Machtkampf in Venezuela: Guaidó will Medikamente holen
Der selbsternannte Interimspräsident Juan Guaidó will lebensrettende Medikamente nach Venezuela holen. Ein weiteres Zeichen des Widerstands gegen Nicolás Maduro.
ap | Der selbsternannte venezolanische Übergangspräsident Juan Guaidó hat umfangreiche Medikamentenlieferungen für sein von Engpässen geplagtes Land angekündigt. Damit wolle er einem von der Regierung erlassenen Verbot von humanitären Hilfslieferungen nach Venezuela trotzen, sagte Guadió in einem Interview der Nachrichtenagentur AP. Seine geplante Aktion sei auch ein „neuer Test“ für das mächtige Militär, dessen Führung Präsident Nicolás Maduro die Treue hält.
In einigen Wochen würden sie entscheiden müssen, ob sie die dringend benötigte Hilfe ins Land ließen oder an der Seite Maduros stünden, sagte Guaidó mit Blick auf die Streitkräfte. Erst kürzlich hatte er deren Mitgliedern Amnestie in Aussicht gestellt, wenn sie seinem Widersacher den Rücken kehren.
Zu den geplanten Hilfslieferungen sollten lebensrettende Medikamenten gehören, die in Venezuela knapp seien, erklärte Guaidó. Nachdem sie in „freundlich gesinnte“ Häfen in Nachbarländern verschifft worden seien, würden sie mit Fahrzeugen an etliche Grenzübergänge gebracht werden. „Wir nehmen nicht nur Hilfe von den Vereinigten Staaten“, sagte er. In den nächsten Tagen werde die Opposition vielmehr eine globale Koalition verkünden, die Hilfe nach Venezuela schicke, ergänzte er.

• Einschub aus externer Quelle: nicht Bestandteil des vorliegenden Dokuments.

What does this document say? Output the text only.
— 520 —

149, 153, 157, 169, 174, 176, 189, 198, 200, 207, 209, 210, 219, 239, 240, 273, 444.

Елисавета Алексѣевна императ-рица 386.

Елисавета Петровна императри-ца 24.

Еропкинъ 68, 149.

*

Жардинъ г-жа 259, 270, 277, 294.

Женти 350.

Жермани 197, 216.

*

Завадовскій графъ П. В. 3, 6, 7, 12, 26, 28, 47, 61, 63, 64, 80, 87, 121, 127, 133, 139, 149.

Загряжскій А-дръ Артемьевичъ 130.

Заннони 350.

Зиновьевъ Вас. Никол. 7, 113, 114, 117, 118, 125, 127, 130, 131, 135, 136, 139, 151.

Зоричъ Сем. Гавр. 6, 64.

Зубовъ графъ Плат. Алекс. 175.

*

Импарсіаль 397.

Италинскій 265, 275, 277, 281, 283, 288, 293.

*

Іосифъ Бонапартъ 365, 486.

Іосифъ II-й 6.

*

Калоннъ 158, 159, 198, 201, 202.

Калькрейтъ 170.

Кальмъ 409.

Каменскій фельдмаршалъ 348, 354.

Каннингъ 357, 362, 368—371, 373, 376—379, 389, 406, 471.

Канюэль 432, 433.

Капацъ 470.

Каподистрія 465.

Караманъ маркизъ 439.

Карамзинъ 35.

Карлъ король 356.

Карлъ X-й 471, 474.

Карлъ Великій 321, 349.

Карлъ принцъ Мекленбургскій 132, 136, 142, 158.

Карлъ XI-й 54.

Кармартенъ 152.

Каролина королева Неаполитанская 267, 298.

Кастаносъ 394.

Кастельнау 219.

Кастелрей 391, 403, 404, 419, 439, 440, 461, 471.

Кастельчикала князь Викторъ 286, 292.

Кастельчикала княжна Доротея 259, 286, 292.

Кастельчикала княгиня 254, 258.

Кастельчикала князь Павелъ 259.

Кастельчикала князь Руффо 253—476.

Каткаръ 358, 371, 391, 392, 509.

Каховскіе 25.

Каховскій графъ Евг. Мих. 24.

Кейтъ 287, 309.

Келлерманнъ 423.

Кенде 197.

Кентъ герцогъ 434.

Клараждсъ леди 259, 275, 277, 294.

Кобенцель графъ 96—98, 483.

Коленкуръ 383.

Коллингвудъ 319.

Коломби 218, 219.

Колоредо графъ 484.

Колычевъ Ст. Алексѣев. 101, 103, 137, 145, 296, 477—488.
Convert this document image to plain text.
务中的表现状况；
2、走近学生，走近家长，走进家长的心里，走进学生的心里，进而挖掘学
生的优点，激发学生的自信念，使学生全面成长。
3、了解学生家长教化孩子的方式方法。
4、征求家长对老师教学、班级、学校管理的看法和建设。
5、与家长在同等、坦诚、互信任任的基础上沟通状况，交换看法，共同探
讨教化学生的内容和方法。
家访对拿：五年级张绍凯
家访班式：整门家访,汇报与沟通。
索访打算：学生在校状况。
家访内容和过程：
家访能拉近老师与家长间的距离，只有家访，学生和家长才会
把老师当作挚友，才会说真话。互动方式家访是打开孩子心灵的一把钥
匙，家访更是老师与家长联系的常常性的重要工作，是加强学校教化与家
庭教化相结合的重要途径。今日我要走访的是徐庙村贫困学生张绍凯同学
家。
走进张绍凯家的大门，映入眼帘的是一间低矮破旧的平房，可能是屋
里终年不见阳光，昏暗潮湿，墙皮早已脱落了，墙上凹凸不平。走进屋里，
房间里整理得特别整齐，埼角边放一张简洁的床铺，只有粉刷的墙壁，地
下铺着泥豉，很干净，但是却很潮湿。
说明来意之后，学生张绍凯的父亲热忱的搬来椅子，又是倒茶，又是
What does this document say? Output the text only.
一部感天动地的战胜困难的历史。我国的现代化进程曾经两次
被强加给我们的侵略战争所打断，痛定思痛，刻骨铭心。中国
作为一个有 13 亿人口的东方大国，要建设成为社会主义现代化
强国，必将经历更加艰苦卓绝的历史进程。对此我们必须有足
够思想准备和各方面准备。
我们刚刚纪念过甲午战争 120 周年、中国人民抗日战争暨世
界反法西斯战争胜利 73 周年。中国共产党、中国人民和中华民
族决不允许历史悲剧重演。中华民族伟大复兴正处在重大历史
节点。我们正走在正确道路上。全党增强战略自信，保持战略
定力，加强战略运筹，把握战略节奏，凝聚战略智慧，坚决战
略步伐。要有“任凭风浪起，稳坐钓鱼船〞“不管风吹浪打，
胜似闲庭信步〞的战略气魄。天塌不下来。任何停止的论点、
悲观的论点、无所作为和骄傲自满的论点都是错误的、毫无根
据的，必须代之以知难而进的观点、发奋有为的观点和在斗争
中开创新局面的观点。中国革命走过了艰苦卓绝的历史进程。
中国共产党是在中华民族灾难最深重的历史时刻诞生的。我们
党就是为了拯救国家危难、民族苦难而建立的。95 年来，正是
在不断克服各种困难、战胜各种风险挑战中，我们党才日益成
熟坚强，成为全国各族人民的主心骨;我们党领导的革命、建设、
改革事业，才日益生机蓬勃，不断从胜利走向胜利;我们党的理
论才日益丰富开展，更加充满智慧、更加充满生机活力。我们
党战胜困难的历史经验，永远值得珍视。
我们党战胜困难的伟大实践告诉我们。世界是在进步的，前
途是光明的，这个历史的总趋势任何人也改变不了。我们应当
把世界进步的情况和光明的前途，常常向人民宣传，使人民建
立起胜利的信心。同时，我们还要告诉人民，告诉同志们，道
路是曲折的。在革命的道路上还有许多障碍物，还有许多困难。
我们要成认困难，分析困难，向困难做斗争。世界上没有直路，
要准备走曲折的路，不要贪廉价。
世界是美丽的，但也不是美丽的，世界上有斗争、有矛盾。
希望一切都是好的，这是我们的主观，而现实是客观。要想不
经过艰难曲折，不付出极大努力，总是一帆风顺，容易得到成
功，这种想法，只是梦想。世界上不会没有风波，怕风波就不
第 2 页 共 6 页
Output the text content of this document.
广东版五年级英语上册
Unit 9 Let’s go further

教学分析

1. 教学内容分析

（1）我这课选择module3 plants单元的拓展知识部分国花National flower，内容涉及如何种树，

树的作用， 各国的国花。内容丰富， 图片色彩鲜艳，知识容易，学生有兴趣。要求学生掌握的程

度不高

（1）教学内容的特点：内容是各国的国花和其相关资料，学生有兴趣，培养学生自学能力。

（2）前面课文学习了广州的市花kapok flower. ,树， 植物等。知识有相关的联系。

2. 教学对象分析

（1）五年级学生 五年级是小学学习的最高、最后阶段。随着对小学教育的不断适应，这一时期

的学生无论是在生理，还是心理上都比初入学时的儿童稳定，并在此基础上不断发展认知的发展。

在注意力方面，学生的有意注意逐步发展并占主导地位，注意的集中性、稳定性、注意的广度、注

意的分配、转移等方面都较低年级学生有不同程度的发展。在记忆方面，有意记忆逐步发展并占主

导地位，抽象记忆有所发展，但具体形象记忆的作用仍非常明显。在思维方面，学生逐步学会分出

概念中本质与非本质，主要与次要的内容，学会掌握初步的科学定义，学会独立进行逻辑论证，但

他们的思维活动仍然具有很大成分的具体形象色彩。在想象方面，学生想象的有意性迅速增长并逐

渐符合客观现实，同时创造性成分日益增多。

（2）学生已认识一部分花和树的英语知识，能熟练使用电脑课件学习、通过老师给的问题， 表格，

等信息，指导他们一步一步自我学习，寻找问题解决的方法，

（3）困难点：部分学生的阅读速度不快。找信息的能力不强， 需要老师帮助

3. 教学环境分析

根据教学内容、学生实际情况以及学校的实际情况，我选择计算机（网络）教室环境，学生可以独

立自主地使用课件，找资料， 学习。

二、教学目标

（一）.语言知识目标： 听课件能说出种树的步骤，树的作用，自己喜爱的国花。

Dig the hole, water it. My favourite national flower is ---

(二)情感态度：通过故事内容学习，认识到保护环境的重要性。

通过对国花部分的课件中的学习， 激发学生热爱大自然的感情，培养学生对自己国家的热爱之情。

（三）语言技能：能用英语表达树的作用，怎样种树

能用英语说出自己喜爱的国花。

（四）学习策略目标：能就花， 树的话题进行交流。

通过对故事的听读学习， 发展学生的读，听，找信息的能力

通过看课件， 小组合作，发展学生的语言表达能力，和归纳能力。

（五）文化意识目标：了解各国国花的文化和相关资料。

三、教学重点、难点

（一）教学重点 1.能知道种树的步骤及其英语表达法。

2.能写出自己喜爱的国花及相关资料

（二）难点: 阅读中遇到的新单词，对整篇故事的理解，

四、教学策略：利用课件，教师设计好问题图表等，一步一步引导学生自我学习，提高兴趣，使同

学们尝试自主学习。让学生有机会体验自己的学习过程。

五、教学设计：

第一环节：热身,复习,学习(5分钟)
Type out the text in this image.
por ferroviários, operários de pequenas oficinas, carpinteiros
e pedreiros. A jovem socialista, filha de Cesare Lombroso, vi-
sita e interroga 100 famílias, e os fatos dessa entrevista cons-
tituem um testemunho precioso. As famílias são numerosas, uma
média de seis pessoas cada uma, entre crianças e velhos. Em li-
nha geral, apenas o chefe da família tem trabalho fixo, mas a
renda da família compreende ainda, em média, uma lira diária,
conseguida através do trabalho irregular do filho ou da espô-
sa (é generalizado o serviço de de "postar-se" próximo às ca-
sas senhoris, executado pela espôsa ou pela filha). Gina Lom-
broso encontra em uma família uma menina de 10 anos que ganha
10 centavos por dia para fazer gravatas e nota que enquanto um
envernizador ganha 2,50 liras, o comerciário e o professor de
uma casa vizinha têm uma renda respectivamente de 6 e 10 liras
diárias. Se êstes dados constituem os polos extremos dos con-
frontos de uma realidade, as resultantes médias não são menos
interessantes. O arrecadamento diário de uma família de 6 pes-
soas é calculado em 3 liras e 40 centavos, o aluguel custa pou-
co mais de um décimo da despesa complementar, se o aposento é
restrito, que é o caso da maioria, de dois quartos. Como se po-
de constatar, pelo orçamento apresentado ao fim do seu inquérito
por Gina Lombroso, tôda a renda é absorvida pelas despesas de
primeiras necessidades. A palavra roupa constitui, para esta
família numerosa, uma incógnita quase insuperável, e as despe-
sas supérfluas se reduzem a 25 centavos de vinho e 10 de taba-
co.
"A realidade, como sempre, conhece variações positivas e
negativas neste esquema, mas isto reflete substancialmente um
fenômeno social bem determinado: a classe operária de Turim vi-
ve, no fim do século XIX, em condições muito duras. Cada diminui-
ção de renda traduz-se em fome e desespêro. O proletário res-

Der 35-jährige Parlamentspräsident Guaidó hat sich zum Übergangspräsidenten erklärt. Er sagte, die Wiederwahl Maduros sei nicht legitim gewesen, daher sei das Präsidentenamt vakant. Die USA und andere Staaten haben Guaidó bereits anerkannt. Das EU-Parlament rief die Mitgliedsländer der Union zur Anerkennung Guaidós als Übergangspräsident auf. Russland, China und andere Länder unterstützen dagegen Maduro.
USA verhängt Sanktionen
Auf Guaidós Machtanspruch folgten Straßenproteste, bei denen nach Angaben von Menschenrechtsgruppen mindestens 35 Menschen umkamen und mehr als 900 Personen festgenommen wurden. Maduro sieht im Vorgehen seines Widersachers einen „bösartigen“ Putschversuch. Er hat nach wie vor die Kontrolle über den größten Teil des Regierungsapparats. Dazu gehört die staatliche Ölgesellschaft, auf die sich seine Führung finanziell weitgehend stützt. Zu Wochenbeginn gaben die USA Sanktionen gegen venezolanische Ölimporte bekannt, durch die die Regierung von Maduro im kommenden Jahr bis zu elf Milliarden Dollar verlieren könnte.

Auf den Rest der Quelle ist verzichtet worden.